Courtney y Denise habían entrado en el claro. Estaban de pie en la hierba, con los brazos cruzados sobre el pecho y la cabeza inclinada, mientras charlaban de un tema de discusión cualquiera que fuese.

Oíamos el murmullo de sus voces, pero no estábamos lo bastante cerca como para entender lo que decían. Desde más allá nos llegaba el sonido del riachuelo deslizándose sobre el fangoso lecho.

—Ha llegado el gran momento de tu actuación, Mantequilla —susurró Charlene, inclinándose para soltarle la correa al perro. Se volvió hacia nosotros—. En cuanto entre en el claro, empezare a silbar.

Yo agarré el bote de crema de afeitar y me eché en la mano una bola de blanca espuma.

De repente, oí un ruido a nuestra espalda, entre los árboles.

Una sucesión de leves roces y chasquidos. Algo corría sobre las hojas y ramitas secas. De pronto apareció una ardilla en un hueco entre los arbustos.

Mantequilla también la vio y en el momento en que me inclinaba con la mano extendida para untarle la boca con la crema de afeitar, el corpulento perro se puso súbitamente en marcha.

Caí de bruces al suelo.

Levanté la vista a tiempo de ver al perro saltando entre los árboles, persiguiendo a la ardilla.

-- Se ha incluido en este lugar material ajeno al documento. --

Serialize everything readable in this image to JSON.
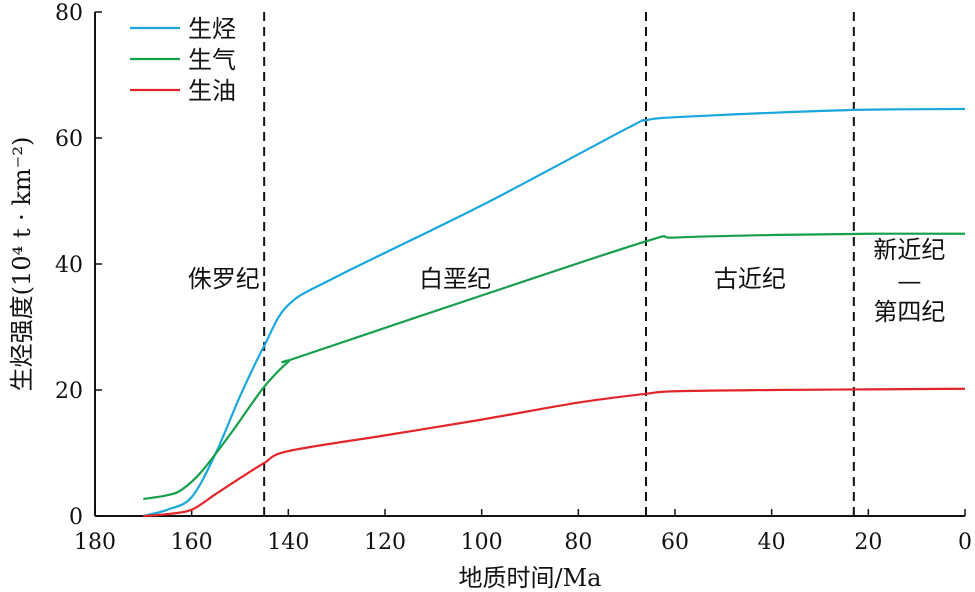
{
  "chart_data": {
    "type": "line",
    "xlabel": "地质时间/Ma",
    "ylabel": "生烃强度(10⁴ t · km⁻²)",
    "xlim": [
      180,
      0
    ],
    "ylim": [
      0,
      80
    ],
    "xticks": [
      "180",
      "160",
      "140",
      "120",
      "100",
      "80",
      "60",
      "40",
      "20",
      "0"
    ],
    "yticks": [
      "0",
      "20",
      "40",
      "60",
      "80"
    ],
    "legend_position": "top-left",
    "boundaries": [
      145,
      66,
      23
    ],
    "periods": [
      {
        "label": "侏罗纪",
        "lines": [
          "侏罗纪"
        ]
      },
      {
        "label": "白垩纪",
        "lines": [
          "白垩纪"
        ]
      },
      {
        "label": "古近纪",
        "lines": [
          "古近纪"
        ]
      },
      {
        "label": "新近纪—第四纪",
        "lines": [
          "新近纪",
          "—",
          "第四纪"
        ]
      }
    ],
    "series": [
      {
        "name": "生烃",
        "color": "#1aa7de",
        "points": [
          [
            170,
            0
          ],
          [
            165,
            1
          ],
          [
            160,
            3
          ],
          [
            155,
            10
          ],
          [
            150,
            19
          ],
          [
            145,
            27
          ],
          [
            140,
            33.5
          ],
          [
            130,
            38
          ],
          [
            100,
            49.3
          ],
          [
            70,
            61.5
          ],
          [
            66,
            62.8
          ],
          [
            60,
            63.3
          ],
          [
            40,
            64
          ],
          [
            20,
            64.5
          ],
          [
            0,
            64.6
          ]
        ]
      },
      {
        "name": "生气",
        "color": "#16a04a",
        "points": [
          [
            170,
            2.7
          ],
          [
            165,
            3.3
          ],
          [
            162,
            4.2
          ],
          [
            158,
            7
          ],
          [
            152,
            13
          ],
          [
            145,
            20.5
          ],
          [
            140,
            24.5
          ],
          [
            138,
            25.2
          ],
          [
            100,
            35
          ],
          [
            66,
            43.6
          ],
          [
            60,
            44.2
          ],
          [
            40,
            44.6
          ],
          [
            20,
            44.8
          ],
          [
            0,
            44.8
          ]
        ]
      },
      {
        "name": "生油",
        "color": "#e0262b",
        "points": [
          [
            170,
            0
          ],
          [
            165,
            0.3
          ],
          [
            160,
            1
          ],
          [
            155,
            3.5
          ],
          [
            150,
            6
          ],
          [
            145,
            8.4
          ],
          [
            140,
            10.3
          ],
          [
            120,
            12.8
          ],
          [
            100,
            15.3
          ],
          [
            80,
            18
          ],
          [
            66,
            19.4
          ],
          [
            60,
            19.8
          ],
          [
            40,
            20
          ],
          [
            20,
            20.1
          ],
          [
            0,
            20.2
          ]
        ]
      }
    ]
  }
}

Mis tres amigos estaban ya en pie.

—¡Mantequilla! ¡Mantequilla! ¡Vuelve! —gritaba Charlene.

Me incorporé. Me había manchado toda la pechera de la camiseta de crema de afeitar. Haciendo caso omiso de ello, me volví y eché a correr tras ellos.

Me llevaban ya bastante ventaja. No podía verlos. Pero oía a Charlene gritar.

—¡Mantequilla! ¡Vuelve! ¿Dónde estás, Mantequilla?